Edit: Didier rightly pointed out that I didn't show that the absolute values of the terms strictly decrease. To show this rigorously would probably be more hassle than pursuing one of the approaches in the other answers, but here's a not-so-rigorous argument: Each group of terms can be considered as an approximation with the trapezoidal rule of the integral over $\sin \sqrt{ux}/u$ over an interval of $\pi/x$, scaled in proportion to the number of terms in the group. The scaling by the number of terms grows as $\sqrt{n}$ and the integrand falls off as $1/n$, for a decay of $1/\sqrt{n}$. There are three sources of approximation error. Two occur at the endpoints, one from the fact that the trapezoidal rule specifies a weight of $1/2$ there, and another from the fact that the ends of the sum and the integral don't coincide. Both of these errors are proportional to the outermost terms in the group, which are of order $1/\sqrt{n}^3$, and to the width of the integration interval they represent, which is of order $1/\sqrt{n}$, for a total decay of $1/n^2$. The third approximation error is the error in the trapezoidal rule itself, which is cubic in the width of the integration intervals for a factor of $1/\sqrt{n}^3$, and proportional to the second derivative of the integrand, which falls off with $1/n$, for a total decay of $1/\sqrt{n}^5$. So both approximation errors decay faster than the difference of order $1/\sqrt{n}^3$ in the contributions of order $1/\sqrt{n}$.

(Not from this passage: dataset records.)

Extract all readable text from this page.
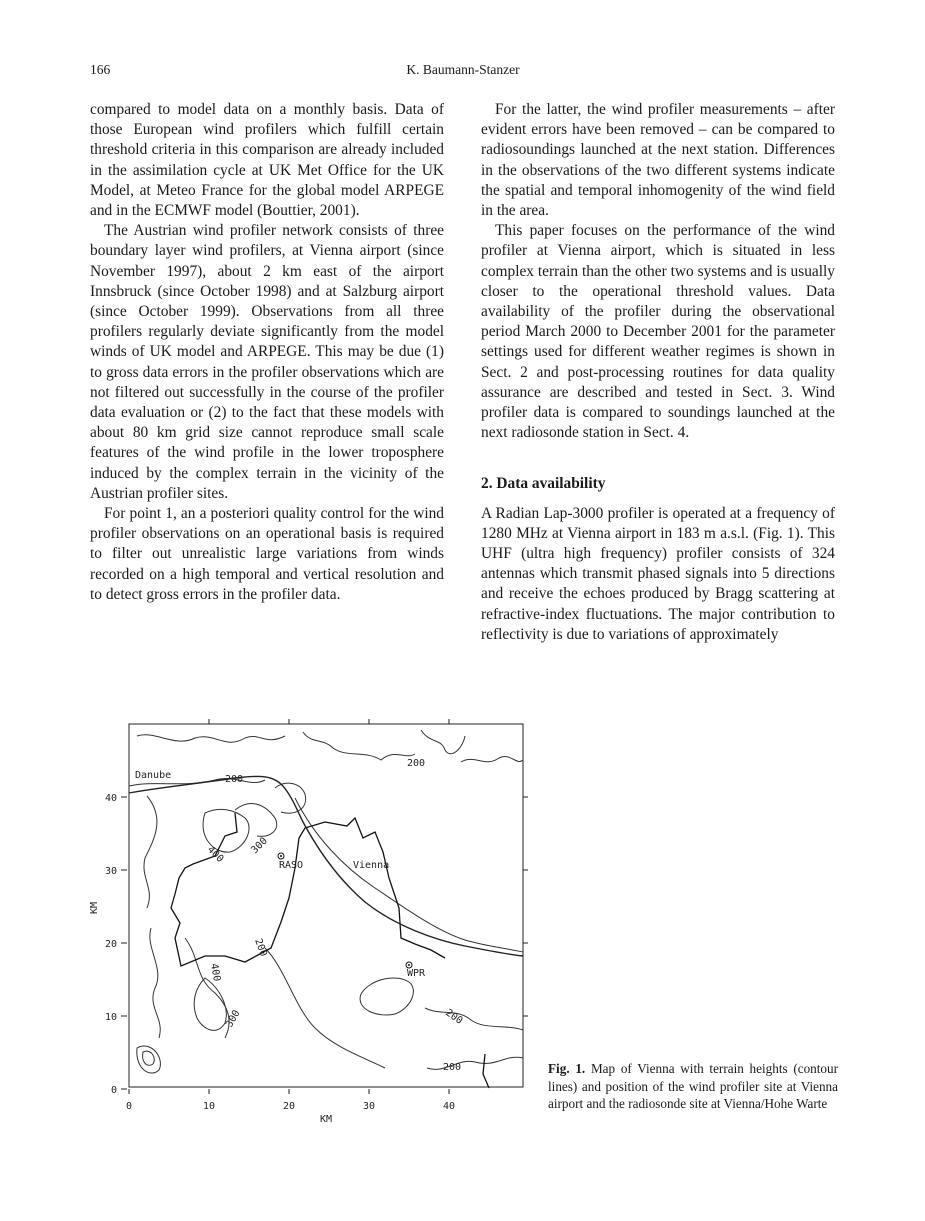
166	K. Baumann-Stanzer

compared to model data on a monthly basis. Data of those European wind profilers which fulfill certain threshold criteria in this comparison are already included in the assimilation cycle at UK Met Office for the UK Model, at Meteo France for the global model ARPEGE and in the ECMWF model (Bouttier, 2001).

The Austrian wind profiler network consists of three boundary layer wind profilers, at Vienna airport (since November 1997), about 2 km east of the airport Innsbruck (since October 1998) and at Salzburg airport (since October 1999). Observations from all three profilers regularly deviate significantly from the model winds of UK model and ARPEGE. This may be due (1) to gross data errors in the profiler observations which are not filtered out successfully in the course of the profiler data evaluation or (2) to the fact that these models with about 80 km grid size cannot reproduce small scale features of the wind profile in the lower troposphere induced by the complex terrain in the vicinity of the Austrian profiler sites.

For point 1, an a posteriori quality control for the wind profiler observations on an operational basis is required to filter out unrealistic large variations from winds recorded on a high temporal and vertical resolution and to detect gross errors in the profiler data.

For the latter, the wind profiler measurements – after evident errors have been removed – can be compared to radiosoundings launched at the next station. Differences in the observations of the two different systems indicate the spatial and temporal inhomogenity of the wind field in the area.

This paper focuses on the performance of the wind profiler at Vienna airport, which is situated in less complex terrain than the other two systems and is usually closer to the operational threshold values. Data availability of the profiler during the observational period March 2000 to December 2001 for the parameter settings used for different weather regimes is shown in Sect. 2 and post-processing routines for data quality assurance are described and tested in Sect. 3. Wind profiler data is compared to soundings launched at the next radiosonde station in Sect. 4.

2. Data availability

A Radian Lap-3000 profiler is operated at a frequency of 1280 MHz at Vienna airport in 183 m a.s.l. (Fig. 1). This UHF (ultra high frequency) profiler consists of 324 antennas which transmit phased signals into 5 directions and receive the echoes produced by Bragg scattering at refractive-index fluctuations. The major contribution to reflectivity is due to variations of approximately

0	10	20	30	40
0
10
20
30
40
KM
KM
200
200
400 300
200
400
300	200
200
Danube
RASO	Vienna
WPR
Fig. 1. Map of Vienna with terrain heights (contour lines) and position of the wind profiler site at Vienna airport and the radiosonde site at Vienna/Hohe Warte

You can use summation by parts here: If $(a_n)_{n \geq 1}$ is a sequence of complex numbers, and $f : [1, \infty] \longrightarrow {\bf C}$ is a $C^1$ function then $$ \sum_{n \leq N} a_n f(n) = (\sum_{n \leq N} a_n) f(N) - \int_{1}^{N} (\sum_{n \leq t} a_n) f'(t) \; d \, t.$$ Applying this to $a_n = {1 \over n}$ and $f(t) = \sin(\sqrt{t}x)$, one gets $$\sum_{n \leq N} {\sin(\sqrt{n}x) \over n} = H(N)\sin(\sqrt{N}x) - \int_{1}^{N} H(\lfloor t \rfloor) {x\cos(\sqrt{t}x) \over 2\sqrt{t}} \; d \, t$$ Here $H(n)$ is the $n$th harmonic number $1 + {1 \over 2} + ... + {1 \over n}$. Fortunately, there are good asymptotics for $H(n)$, namely that $H(n) = \ln(n) + \gamma + O(1/n)$. As a result, the $H(\lfloor t \rfloor)$ appearing in the above integral differs from $\ln(t) + \gamma$ by at most ${C \over t}$. Since ${\displaystyle \int_1^{\infty} {1 \over t} {x\cos(\sqrt{t}x) \over 2\sqrt{t}}\,dt}$ is absolutely integrable, one can replace $H(\lfloor t \rfloor)$ by $\ln(t) + \gamma$ in that integral when trying to prove convergence. One can similarly disregard the $O({1 \over N})$ term in the $H(N)$ on the left. So our goal is to show that the following converges as $N$ goes to infinity. $$(\ln(N) + \gamma) \sin(\sqrt{N}x) - \int_{1}^{N} (\ln(t) + \gamma){x\cos(\sqrt{t}x) \over 2\sqrt{t}} \; d \, t.$$ We now integrate by parts again, in the opposite direction of our original summation by parts; we differentiate $(\ln(t) + \gamma)$ and integrate ${x\cos(\sqrt{t}x) \over 2\sqrt{t}}$ back to $\sin(\sqrt{t} x)$. Our goal now becomes to show the finiteness of $$\int_1^{\infty}{\sin(\sqrt{t} x) \over t}\,dt$$ As others have said above, by changing $t$ to $t^2$, this is equivalent to showing the convergence of ${\displaystyle \int_1^{\infty} {\sin(t x) \over t}\,dt}$, which in turn by replacing $t$ by $tx$ is equivlalent to showing the convergence of ${\displaystyle \int_x^{\infty} {\sin(t) \over t}\,dt}$ which is well-known.